Pour Granwel, il n’est pas besoin de peindre sa fureur, on la conçoit sans nulle peine… ce n’est pas une femme, répétait-il sans cesse à ses amis, c’est un être au-dessus de l’humanité… Ah ! j’aurai beau former des complots contr’elle, elle s’y soustraira toujours… soit, qu’elle continue… je le lui conseille… Si mon étoile prenait de l’ascendant sur la sienne, elle payerait chère l’infâme tromperie qu’elle m’a fait.

Cependant toutes les batteries pour la ruine du malheureux Williams étaient dressées, avec encore plus d’art et de promptitude que jamais ; le procès de la succession était au moment d’être jugé, et Granwel n’épargnait ni soins, ni démarches pour les intérêts du chevalier Clark, qui ne conférant jamais qu’avec sir Jacques, ne soupçonnait même pas, qu’elle était la main qui le soutenait aussi puissamment.

Le lendemain de l’aventure de Druri-Lane, Granwel fut s’excuser de sa méprise chez Fielding, il le fit avec tant de bonne-foi, que le juge ne parut lui en savoir aucun mauvais gré, et le fripon partit delà pour aller inventer d’autres ruses, dont le succès moins malheureux pût amener enfin dans ses lacs l’objet infortuné de son idolâtrie.

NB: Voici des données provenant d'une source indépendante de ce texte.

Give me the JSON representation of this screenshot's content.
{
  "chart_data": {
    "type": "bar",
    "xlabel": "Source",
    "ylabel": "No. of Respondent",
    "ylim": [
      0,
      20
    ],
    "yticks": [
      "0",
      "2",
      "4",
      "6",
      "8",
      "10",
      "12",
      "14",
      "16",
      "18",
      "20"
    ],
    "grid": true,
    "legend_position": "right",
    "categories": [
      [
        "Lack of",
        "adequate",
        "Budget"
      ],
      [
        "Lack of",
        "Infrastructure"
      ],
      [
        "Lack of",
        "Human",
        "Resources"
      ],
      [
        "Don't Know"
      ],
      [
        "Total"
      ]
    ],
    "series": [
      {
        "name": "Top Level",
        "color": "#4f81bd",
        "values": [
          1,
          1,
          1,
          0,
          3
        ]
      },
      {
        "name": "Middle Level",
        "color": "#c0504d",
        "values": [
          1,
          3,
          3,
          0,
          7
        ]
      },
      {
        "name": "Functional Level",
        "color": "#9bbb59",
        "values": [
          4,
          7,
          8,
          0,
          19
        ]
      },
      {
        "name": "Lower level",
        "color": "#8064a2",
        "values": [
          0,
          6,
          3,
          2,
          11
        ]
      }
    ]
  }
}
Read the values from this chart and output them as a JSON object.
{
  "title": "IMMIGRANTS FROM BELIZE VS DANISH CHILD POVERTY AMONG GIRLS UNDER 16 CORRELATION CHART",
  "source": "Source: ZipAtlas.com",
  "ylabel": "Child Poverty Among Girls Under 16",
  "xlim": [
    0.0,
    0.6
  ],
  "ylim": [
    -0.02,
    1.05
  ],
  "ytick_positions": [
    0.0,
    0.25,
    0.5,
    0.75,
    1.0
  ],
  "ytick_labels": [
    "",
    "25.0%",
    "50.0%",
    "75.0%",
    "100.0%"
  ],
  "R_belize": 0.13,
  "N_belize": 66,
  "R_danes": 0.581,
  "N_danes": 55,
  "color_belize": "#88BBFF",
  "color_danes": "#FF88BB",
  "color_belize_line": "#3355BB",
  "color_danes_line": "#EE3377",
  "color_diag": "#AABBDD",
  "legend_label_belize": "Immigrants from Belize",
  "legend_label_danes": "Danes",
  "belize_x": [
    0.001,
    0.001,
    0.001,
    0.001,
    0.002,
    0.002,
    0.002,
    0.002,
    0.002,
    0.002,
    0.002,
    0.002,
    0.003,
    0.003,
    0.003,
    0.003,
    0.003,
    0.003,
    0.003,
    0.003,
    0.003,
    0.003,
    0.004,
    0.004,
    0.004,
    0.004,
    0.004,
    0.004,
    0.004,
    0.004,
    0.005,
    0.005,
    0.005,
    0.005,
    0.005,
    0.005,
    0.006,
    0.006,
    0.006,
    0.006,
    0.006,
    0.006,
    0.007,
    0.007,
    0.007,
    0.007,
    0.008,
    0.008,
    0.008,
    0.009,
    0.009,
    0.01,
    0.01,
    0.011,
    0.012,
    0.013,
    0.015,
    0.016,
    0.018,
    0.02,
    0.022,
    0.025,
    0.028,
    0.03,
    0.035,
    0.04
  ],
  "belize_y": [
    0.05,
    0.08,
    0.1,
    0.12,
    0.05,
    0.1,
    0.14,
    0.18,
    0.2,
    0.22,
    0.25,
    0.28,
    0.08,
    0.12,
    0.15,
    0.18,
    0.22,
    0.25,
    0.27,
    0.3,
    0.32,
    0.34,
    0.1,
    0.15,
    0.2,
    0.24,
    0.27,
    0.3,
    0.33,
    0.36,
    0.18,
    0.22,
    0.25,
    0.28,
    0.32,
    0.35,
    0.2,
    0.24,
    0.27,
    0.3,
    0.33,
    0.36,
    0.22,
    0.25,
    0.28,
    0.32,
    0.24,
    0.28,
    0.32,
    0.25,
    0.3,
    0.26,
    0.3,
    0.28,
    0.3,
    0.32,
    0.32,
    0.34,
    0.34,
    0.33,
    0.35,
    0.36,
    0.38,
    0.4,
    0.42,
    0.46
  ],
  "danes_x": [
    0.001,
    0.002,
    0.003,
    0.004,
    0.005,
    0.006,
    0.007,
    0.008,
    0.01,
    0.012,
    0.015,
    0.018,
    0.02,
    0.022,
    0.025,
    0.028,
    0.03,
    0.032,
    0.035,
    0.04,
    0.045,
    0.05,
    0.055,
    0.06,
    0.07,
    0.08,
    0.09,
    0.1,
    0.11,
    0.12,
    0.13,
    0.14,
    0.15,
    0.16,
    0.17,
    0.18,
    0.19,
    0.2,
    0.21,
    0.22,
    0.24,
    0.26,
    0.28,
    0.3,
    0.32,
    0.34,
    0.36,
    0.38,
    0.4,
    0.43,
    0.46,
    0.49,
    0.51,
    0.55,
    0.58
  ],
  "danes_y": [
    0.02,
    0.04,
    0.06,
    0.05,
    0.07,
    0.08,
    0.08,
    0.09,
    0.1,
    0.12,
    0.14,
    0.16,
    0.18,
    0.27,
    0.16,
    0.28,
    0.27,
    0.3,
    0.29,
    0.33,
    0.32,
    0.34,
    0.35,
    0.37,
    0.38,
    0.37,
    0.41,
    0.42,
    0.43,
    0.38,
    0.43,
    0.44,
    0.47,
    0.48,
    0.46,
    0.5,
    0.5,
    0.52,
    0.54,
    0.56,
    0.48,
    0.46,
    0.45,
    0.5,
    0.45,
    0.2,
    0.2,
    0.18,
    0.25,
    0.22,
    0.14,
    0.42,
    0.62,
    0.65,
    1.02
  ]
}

L’occasion ne tarda point à se rencontrer ; lady Wateley possédait une assez jolie campagne entre Newmarket et Hosden, à environ quinze mille de Londres ; elle imagina d’y mener sa jeune parente pour la dissiper un peu des noirs soucis qui commençaient à l’agiter. Granwel instruit de tous les pas de sa maîtresse, apprend le jour fixe du départ ; il sait qu’on doit passer huit jours à cette terre et en revenir le neuvième au soir ; il se déguise, il prend avec lui une douzaine de ces scélérats qui battent le pavé de Londres, dont le premier venu peut faire ses satellites pour quelques guinées, et vole à la tête de ces bandits attendre le carrosse de lady Wateley, au coin d’une forêt, peu éloignée de Newmarket célèbre par les meurtres qui s’y commettent journellement et qu’il fallait traverser au retour ; la voiture passe, elle est arrêtée… les traits se brisent… les valets sont battus… les chevaux s’échappent… les femmes s’évanouissent… miss Stralson est portée, sans connaissance, dans une voiture à deux pas delà ; son ravisseur y monte avec elle, de vigoureux coursiers s’élancent, et l’on arrive à Londres. Le lord qui ne s’est plus fait connaître à Henriette, et qui ne lui a pas dit un mot pendant la route, entre rapidement dans son hôtel avec sa proie ; il l’établit dans une chambre reculée, congédie ses gens… et se démasque.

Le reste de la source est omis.